Theresa Walker, formerly of Decatur, died in her Stone Mountain home on Oct. 18 of liver cancer. She was 68. A memorial service will be held Friday at 2:00 p.m. at St. Philip African Methodist Episcopal Church in Atlanta. Grissom-Clark Funeral Home is in charge of the cremation arrangements.
Walker worked tirelessly to better her community, said Morris Williams, chief of staff for the DeKalb County Commission. She was involved with several projects throughout her life of service, including the Lou Walker Senior Center in Lithonia and the initial stages of the DeKalb Medical Center at Hillandale. Walker was the consummate community outreach volunteer, Williams said, making phone calls and raising funds.
“That’s the kind of lady she was,” said Williams. “She didn’t go out for the glory. I think she just wanted to see her community be the best it could be.”
Walker was born Theresa Sheridan on March 19, 1945, in Chicago. She graduated from Tolleston High School in Gary, Ind., where she played the flute in the concert band and participated in several clubs. After attending Ball State University in Indiana and working for a time with Gary Public Schools, she married Louis Walker in 1976 and moved to Atlanta.
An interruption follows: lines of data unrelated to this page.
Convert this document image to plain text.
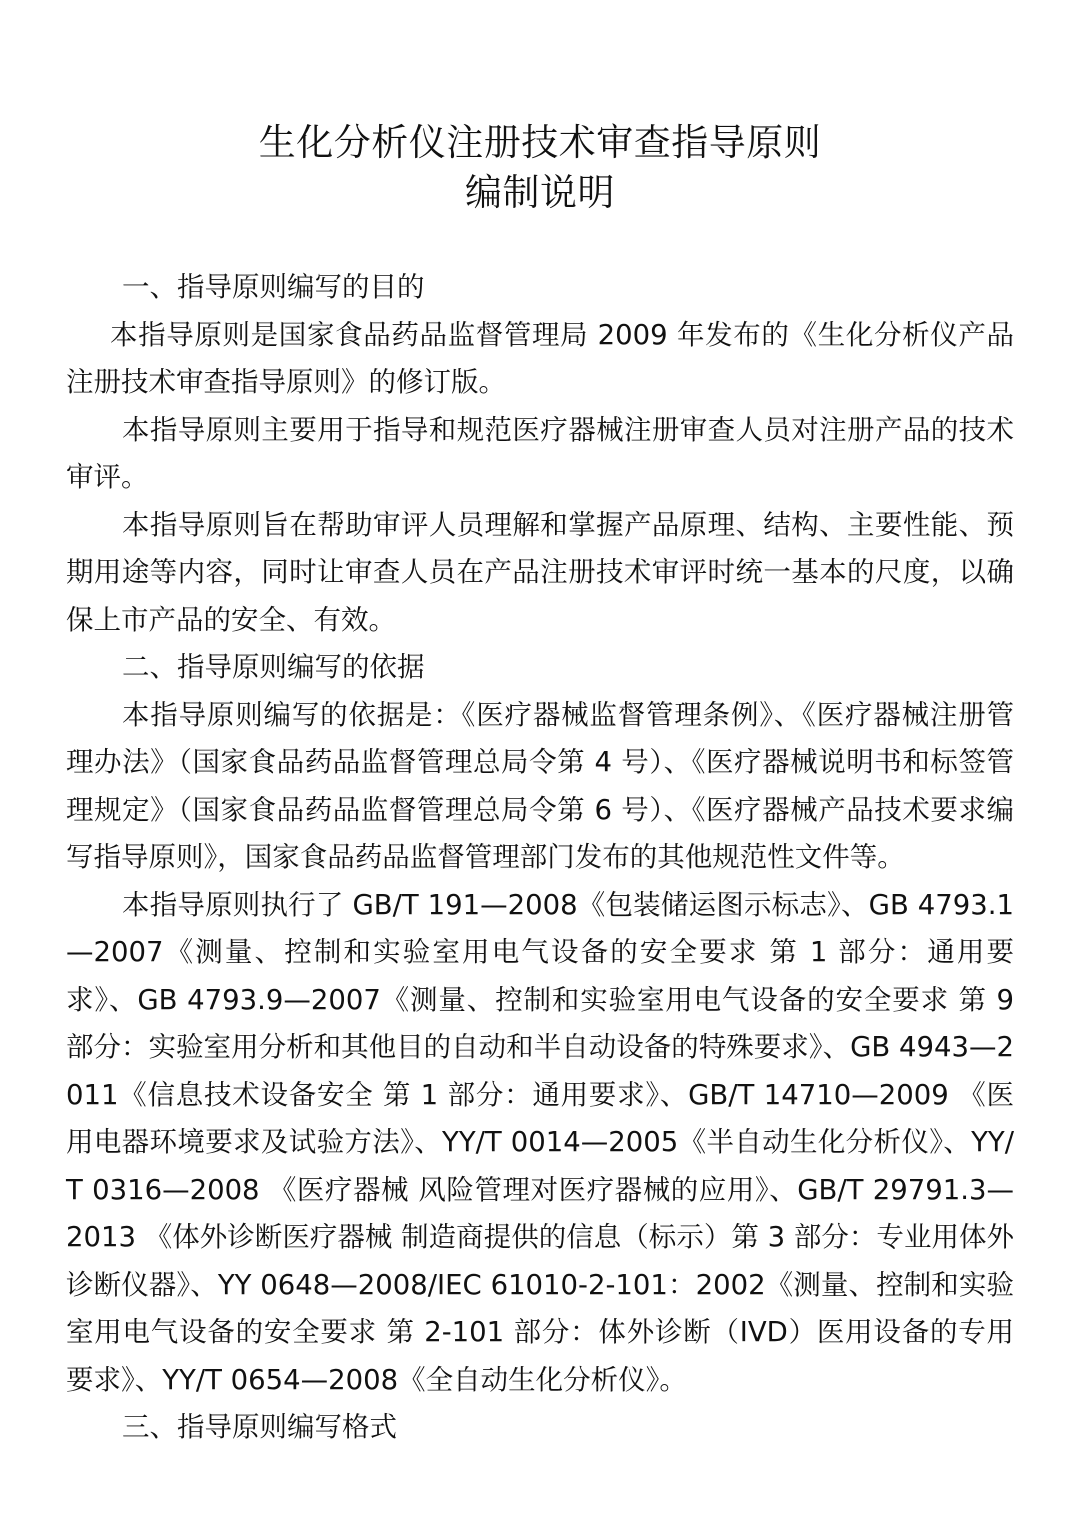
生化分析仪注册技术审查指导原则
编制说明

一、指导原则编写的目的

本指导原则是国家食品药品监督管理局 2009 年发布的《生化分析仪产品注册技术审查指导原则》的修订版。

本指导原则主要用于指导和规范医疗器械注册审查人员对注册产品的技术审评。

本指导原则旨在帮助审评人员理解和掌握产品原理、结构、主要性能、预期用途等内容，同时让审查人员在产品注册技术审评时统一基本的尺度，以确保上市产品的安全、有效。

二、指导原则编写的依据

本指导原则编写的依据是：《医疗器械监督管理条例》、《医疗器械注册管理办法》（国家食品药品监督管理总局令第 4 号）、《医疗器械说明书和标签管理规定》（国家食品药品监督管理总局令第 6 号）、《医疗器械产品技术要求编写指导原则》，国家食品药品监督管理部门发布的其他规范性文件等。

本指导原则执行了 GB/T 191—2008《包装储运图示标志》、GB 4793.1—2007《测量、控制和实验室用电气设备的安全要求 第 1 部分：通用要求》、GB 4793.9—2007《测量、控制和实验室用电气设备的安全要求 第 9 部分：实验室用分析和其他目的自动和半自动设备的特殊要求》、GB 4943—2011《信息技术设备安全 第 1 部分：通用要求》、GB/T 14710—2009 《医用电器环境要求及试验方法》、YY/T 0014—2005《半自动生化分析仪》、YY/T 0316—2008 《医疗器械 风险管理对医疗器械的应用》、GB/T 29791.3—2013 《体外诊断医疗器械 制造商提供的信息（标示）第 3 部分：专业用体外诊断仪器》、YY 0648—2008/IEC 61010-2-101：2002《测量、控制和实验室用电气设备的安全要求 第 2-101 部分：体外诊断（IVD）医用设备的专用要求》、YY/T 0654—2008《全自动生化分析仪》。

三、指导原则编写格式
Together they raised four children: a son from Theresa Walker’s previous marriage and two sons and a daughter from her husband’s previous marriage.
Walker always had a knack for business, said her sister, Doris Whorton of Idlewild, Mich. She was an organizer with an attention to detail. “I think she was born to be an entrepreneur,” she said.
After working in public relations for a handful of Atlanta businesses, Walker and her husband set out on their own business endeavor. They founded Paragon Productions in the late 1980s, a public relations firm.
In 1997, she and her husband co-founded the Georgia Black Chamber of Commerce, intent on building connections within the black business community. They dabbled in a few other business ventures throughout the years.
The Lou Walker Senior Center, opened in 2005, was her husband’s dream, but Theresa Walker made it a reality after his death in 2004. It was her proudest accomplishment, friends said. She had long worked to improve the lives of seniors, and her advocacy efforts only increased into her retirement and later years.
“If you ever met Theresa, you met a friend,” said Margaret Britton of Atlanta, a friend of more than 30 years. “Her bottom line was if it helps somebody, this is what I’m supposed to do.”
Walker is also survived by her sons Oranz Walker of Mabelton and Louis Walker Jr. of Chicago; daughter Angelique Walker of Chicago; and 6 grandchildren.